Why This Large-cap TSX Energy Stock Is A Must-buy Now?

Published on: Feb 29, 2024
Author: Caroline Kong

As one of the largest energy infrastructure companies in North America, TC Energy Corporation (TSX:TRP) has a diversified portfolio of oil and gas pipelines and storage facilities.

At the end of February, the Calgary-based energy infrastructure company had a market capitalization of C$55.7 billion, with shares trading at C$53 on the Toronto Stock Exchange (TSX).

Energy stocks have under-performed over the past year due to falling oil prices, but the energy sector as a whole has posted a 5.5 per cent gain so far this year, compared to a 2.2 per cent gain for the broader TSX. Some market analysts believe that traditional oil and gas companies remain attractive investment opportunities. If you still have some doubts about investing in this large-cap energy stock, here are four reasons why TC Energy stock deserves to be added to your portfolio right now.

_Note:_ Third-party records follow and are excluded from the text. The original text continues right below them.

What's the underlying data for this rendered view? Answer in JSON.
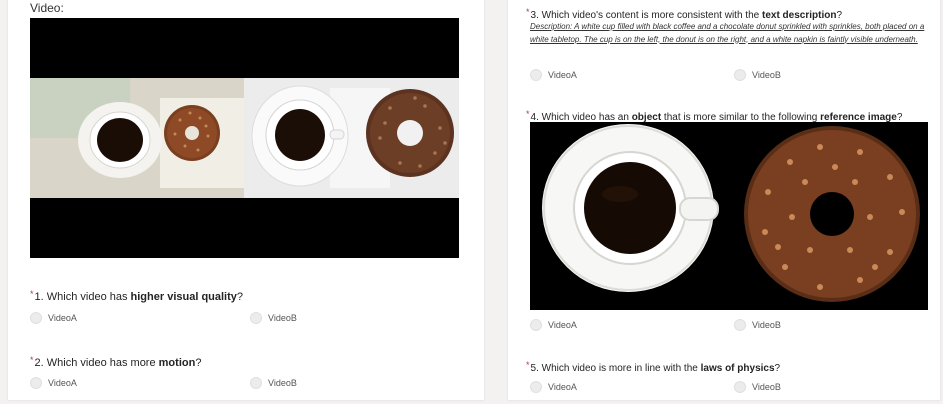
{
  "left": {
    "video_label": "Video:",
    "q1": {
      "num": "1.",
      "text_a": "Which video has ",
      "bold": "higher visual quality",
      "text_b": "?"
    },
    "q2": {
      "num": "2.",
      "text_a": "Which video has more ",
      "bold": "motion",
      "text_b": "?"
    },
    "option_a": "VideoA",
    "option_b": "VideoB"
  },
  "right": {
    "q3": {
      "num": "3.",
      "text_a": "Which video's content is more consistent with the ",
      "bold": "text description",
      "text_b": "?"
    },
    "description": "Description: A white cup filled with black coffee and a chocolate donut sprinkled with sprinkles, both placed on a white tabletop. The cup is on the left, the donut is on the right, and a white napkin is faintly visible underneath.",
    "q4": {
      "num": "4.",
      "text_a": "Which video has an ",
      "bold": "object",
      "text_mid": " that is more similar to the following ",
      "bold2": "reference image",
      "text_b": "?"
    },
    "q5": {
      "num": "5.",
      "text_a": "Which video is more in line with the ",
      "bold": "laws of physics",
      "text_b": "?"
    },
    "option_a": "VideoA",
    "option_b": "VideoB"
  },
  "colors": {
    "required_marker": "#c4314b",
    "radio_fill": "#ececec",
    "page_bg": "#f3f2f1"
  }
}
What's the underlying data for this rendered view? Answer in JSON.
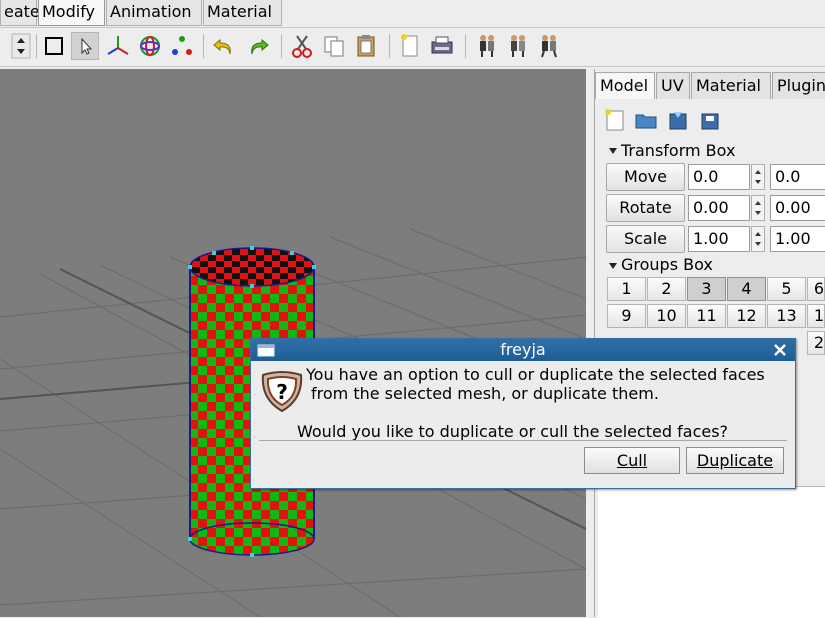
{
  "menubar": {
    "items": [
      {
        "label": "eate"
      },
      {
        "label": "Modify"
      },
      {
        "label": "Animation"
      },
      {
        "label": "Material"
      }
    ]
  },
  "toolbar": {
    "icons": [
      "spin-arrows-icon",
      "select-box-icon",
      "pointer-icon",
      "axis-move-icon",
      "rotate-rings-icon",
      "axis-scale-icon",
      "undo-icon",
      "redo-icon",
      "cut-icon",
      "copy-icon",
      "paste-icon",
      "new-page-icon",
      "print-icon",
      "figure-a-icon",
      "figure-b-icon",
      "figure-c-icon"
    ]
  },
  "panel": {
    "tabs": [
      "Model",
      "UV",
      "Material",
      "Plugin"
    ],
    "transform": {
      "header": "Transform Box",
      "rows": [
        {
          "label": "Move",
          "x": "0.0",
          "y": "0.0"
        },
        {
          "label": "Rotate",
          "x": "0.00",
          "y": "0.00"
        },
        {
          "label": "Scale",
          "x": "1.00",
          "y": "1.00"
        }
      ]
    },
    "groups": {
      "header": "Groups Box",
      "row1": [
        "1",
        "2",
        "3",
        "4",
        "5",
        "6"
      ],
      "row2": [
        "9",
        "10",
        "11",
        "12",
        "13",
        "1"
      ],
      "row3_edge": "2"
    }
  },
  "dialog": {
    "title": "freyja",
    "line1": "You have an option to cull or duplicate the selected faces",
    "line2": "from the selected mesh, or duplicate them.",
    "question": "Would you like to duplicate or cull the selected faces?",
    "cull_label": "Cull",
    "duplicate_label": "Duplicate"
  }
}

Solid Financial Performance

Earnings reports show that the company’s fourth-quarter 2023 profits grew significantly, with adjusted EPS climbing to $1.35 from $1.11 in the same period of 2022, a 21.6% year-over-year increase that beat analysts’ estimates by 22%. The strong fourth-quarter results are more important given that the company’s earnings had declined over the past two quarters, and are seen by analysts as one of the bullish indicators that could drive the stock higher in the near term.

For the full fiscal year 2023, the company’s adjusted EBITDA (earnings before interest, taxes, depreciation and amortisation) rose 28.3% year-on-year to nearly $11 billion. Adjusted EBITDA margin also rose to 69 per cent from 66.1 per cent in 2022. The solid financials demonstrate TC Energy’s strong operational performance and focus on strategic initiatives, making its stock very attractive right now.

Strategic Spinoff

On 27 July 2023, the Board of Directors approved a plan to demerge TC Energy’s Liquid Pipelines business. Management believes that splitting the business and creating two separate investment grade companies will maximize the value of the assets.

This decision follows a two-year strategic review and the specific demerger is expected to be completed in the second half of 2024. The split standalone oil infrastructure business will be named South Bow, while TC Energy will operate as a low-risk gas and energy solutions company.

Dividend Growth Strategy

As a result of the strong operational and financial performance, the Board of Directors of TC Energy has approved a 3.2% increase in the quarterly dividend for the period ending 31 March 2024, which should be the company’s 24th consecutive year of dividend growth.

For example, if you were to buy shares of TC Energy today, the latest share price would be C$53.70 (up 3.75% year-to-date) and the dividend yield would be 7.15%. Assuming you buy 100 shares of the stock, that would generate C$95.99 in dividend income each quarter.

Favourable Growth Outlook

François Poirier, the company’s president and chief executive officer, said that looking ahead to 2024, management’s strategic focus remains on maximizing the value of its assets, delivering TC Energy’s major projects safely, on time and on budget, and further enhancing balance sheet strength and flexibility.

TC Energy plans to limit its annual capital expenditure to between C$6 billion and C$7 billion. Priorities for 2024 are to advance the Southeast Gateway pipeline project and the U.S. Natural Gas Pipeline projects.

The company is also committed to developing high-quality projects within a secure capital programme and expects to commission nearly C$7 billion of assets this year.